Meyer aveva sorriso ancora. «Sì».

«Di cosa parla?»

«Della felicità. L'argomento più difficile, se ci pensi».

«Sì, è così difficile essere felici», aveva osservato Gerda, una lieve mossa del capo.

E aveva tirato fuori dalla borsa qualche moneta alla svelta, prima che Meyer abbassasse imbarazzato il viso - perfino quello era diventato un problema, per lui, da quando aveva dovuto lasciare la cattedra all'università. Ma a Gerda non importava, non importava affatto.

«E cosa dice Schopenhauer della felicità?»,aveva chiesto, un po' troppo in fretta.

Meyer aveva riaperto il libro, aveva sfogliato qualche pagina, aveva appoggiato l'indice su un punto. «L'uomo più felice è dunque colui che conduce un'esistenza senza dolori troppo forti sia nel morale, sia nel fisico, e non colui che ebbe per sua parte le gioie più vive ed i piaceri più grandi». Aveva sospirato, aveva richiuso il libro. «Che ne pensi?»

«Ha senso», aveva risposto Gerda. «Tutto sommato, evitare di essere infelici è un po' come essere felici, no?»

Meyer aveva sorriso, aveva scosso la testa. «Una forma ben misera di felicità», aveva commentato.

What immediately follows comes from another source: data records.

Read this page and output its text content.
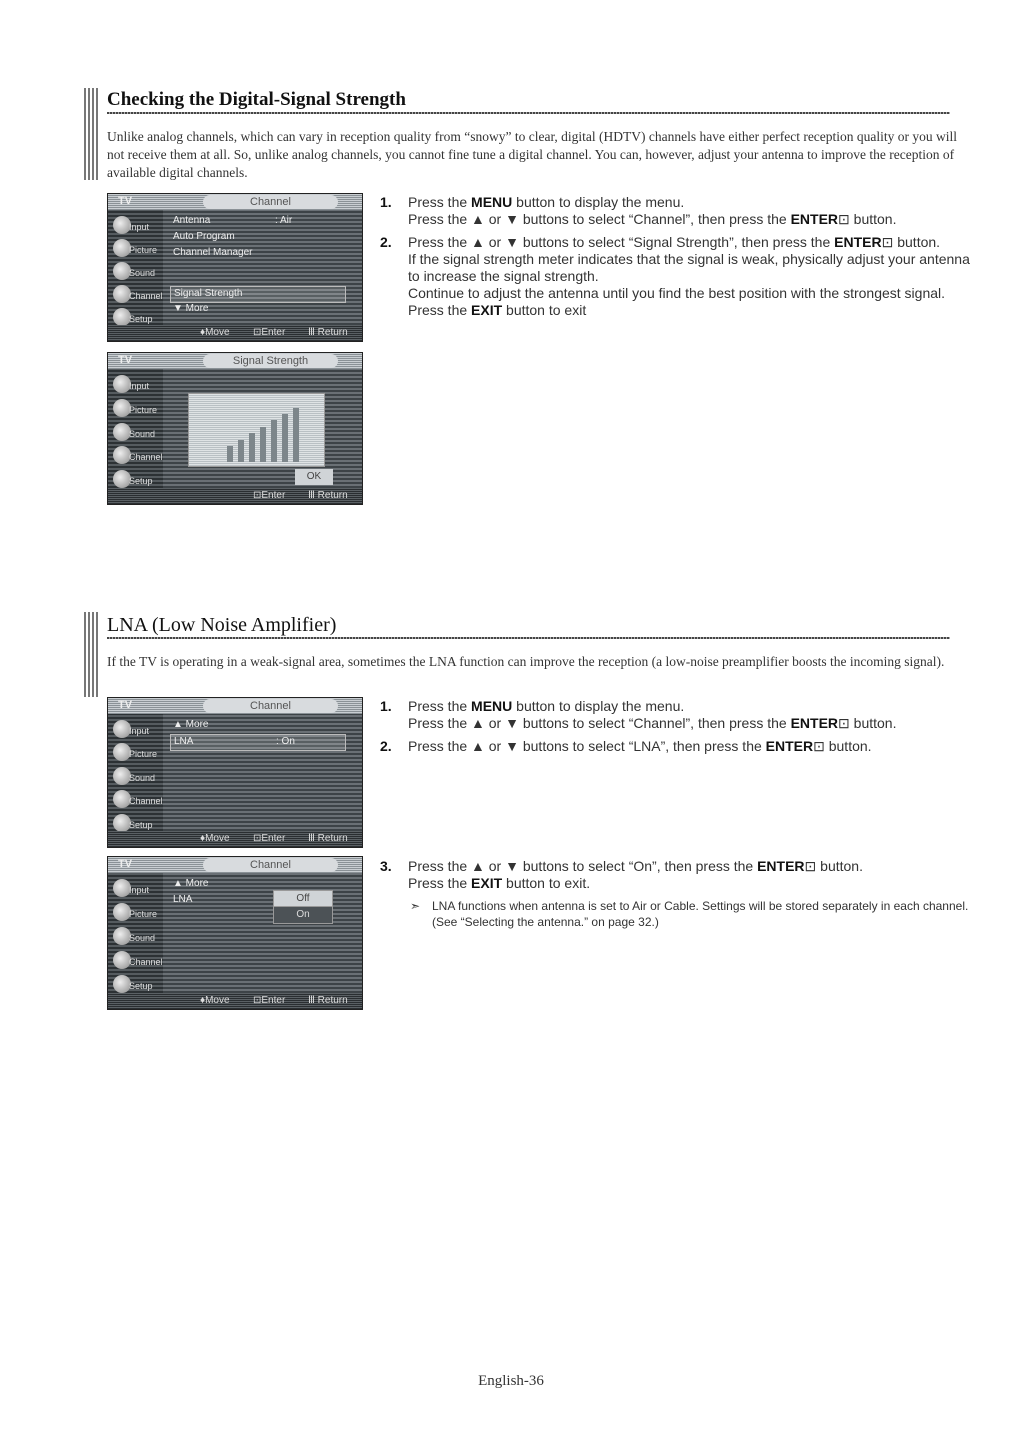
Checking the Digital-Signal Strength
Unlike analog channels, which can vary in reception quality from “snowy” to clear, digital (HDTV) channels have either perfect reception quality or you will not receive them at all. So, unlike analog channels, you cannot fine tune a digital channel. You can, however, adjust your antenna to improve the reception of available digital channels.
TV	Channel
Input
Picture
Sound
Channel
Setup
Antenna	: Air
Auto Program
Channel Manager
Signal Strength
▼ More
♦Move ⊡Enter Ⅲ Return
TV	Signal Strength
Input
Picture
Sound
Channel
Setup	OK
⊡Enter Ⅲ Return
1. Press the MENU button to display the menu.

Press the ▲ or ▼ buttons to select “Channel”, then press the ENTER⊡ button.

2. Press the ▲ or ▼ buttons to select “Signal Strength”, then press the ENTER⊡ button.

If the signal strength meter indicates that the signal is weak, physically adjust your antenna to increase the signal strength.

Continue to adjust the antenna until you find the best position with the strongest signal.

Press the EXIT button to exit

LNA (Low Noise Amplifier)
If the TV is operating in a weak-signal area, sometimes the LNA function can improve the reception (a low-noise preamplifier boosts the incoming signal).
TV	Channel
Input
Picture
Sound
Channel
Setup
▲ More
LNA	: On
♦Move ⊡Enter Ⅲ Return
TV	Channel
Input
Picture
Sound
Channel
Setup
▲ More
LNA	Off
On
♦Move ⊡Enter Ⅲ Return
1. Press the MENU button to display the menu.

Press the ▲ or ▼ buttons to select “Channel”, then press the ENTER⊡ button.

2. Press the ▲ or ▼ buttons to select “LNA”, then press the ENTER⊡ button.

3. Press the ▲ or ▼ buttons to select “On”, then press the ENTER⊡ button.

Press the EXIT button to exit.

➣ LNA functions when antenna is set to Air or Cable. Settings will be stored separately in each channel. (See “Selecting the antenna.” on page 32.)
English-36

«Non è sufficiente, per te?»

«Ogni tanto, in certi periodi intendo, ogni consolazione, per quanto magra, è pur sempre una consolazione», aveva asserito, improvvisamente serio. «Ma resta il fatto che è da codardi accontentarsi del poco, se le condizioni consentono di osare».

***

Aveva riaperto la borsa soltanto sul tram diretto a Charlottenburg. Lo sguardo le era caduto sul libretto di Gertrud. Lo aveva tirato fuori - sempre con cautela, per evitare di rovinarlo - e lo aveva sfogliato distrattamente, per curiosità. Frasi, erano. Citazioni non indicate di libri o di discorsi che la grafia spigolosa di Gertrud aveva appuntato e commentato con qualche nota ai margini.

L'America è in mano agli ebrei. Gli ebrei muovono come vogliono gli interessi del popolo e se ne servono per il loro specifico fine. Gli ebrei vedono ormai prossimo il giorno in cui potranno annullare, come desiderano, il popolo.